The adult beetle flies nocturnally throughout the warmer and drier part of the year, between late spring and early autumn. Its phototropism was first noted by Hudson (1892) thus: “It is greatly attracted by light and this propensity frequently draws it on summer evenings to invade ladies' drawing rooms when its sudden and noisy arrival is apt to cause needless consternation among the inmates.” Neither male nor female feed: their adult life span in the field is about two weeks. The midgut which in late larvae is a large tube reaching a length of 8–10 cm, is reduced in the adult to a vestige of degenerate tissue linking fore- and mid-guts (Fig. 1). The fore-gut undergoes the converse transformation: the short tube of the larva extends to become a large air-filled sac extending into the abdomen, dilating as the initially massive fat body regresses, and in the female as eggs are laid. The hind gut remains relatively unchanged through metamorphosis but largely loses its heavy muscular layer in the adult. The cryptonephric malpighian tubules remain functional in the adult, retaining their role in water conservation. Prionoplus will take water in captivity but it is not known to what extent the beetle drinks in nature.

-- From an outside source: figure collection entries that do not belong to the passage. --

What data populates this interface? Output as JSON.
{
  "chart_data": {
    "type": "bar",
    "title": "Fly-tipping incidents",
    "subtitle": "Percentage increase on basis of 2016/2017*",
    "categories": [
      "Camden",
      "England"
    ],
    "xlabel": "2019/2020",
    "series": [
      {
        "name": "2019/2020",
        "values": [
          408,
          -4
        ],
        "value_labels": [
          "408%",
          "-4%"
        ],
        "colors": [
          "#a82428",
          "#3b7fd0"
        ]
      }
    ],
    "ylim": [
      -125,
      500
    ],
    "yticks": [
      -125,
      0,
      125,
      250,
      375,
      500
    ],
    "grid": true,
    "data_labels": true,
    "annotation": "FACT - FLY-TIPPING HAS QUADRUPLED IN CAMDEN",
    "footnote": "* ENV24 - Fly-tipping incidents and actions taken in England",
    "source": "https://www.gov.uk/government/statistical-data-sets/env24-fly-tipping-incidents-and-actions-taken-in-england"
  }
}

Gametogenesis is completed early in the pupal phase, and maturation of spermatozoa and ova is complete before eclosion. The gonads are indeed undergoing resorption throughout adult life (unpublished observations). The adult phase then is solely concerned with fertilization, distribution, host location and oviposition.
The sex ratio of beetles that emerged from enclosed logs (154 ♂ ♂ : 190 ♀ ♀) does not depart significantly from an expected 1 : 1 ratio.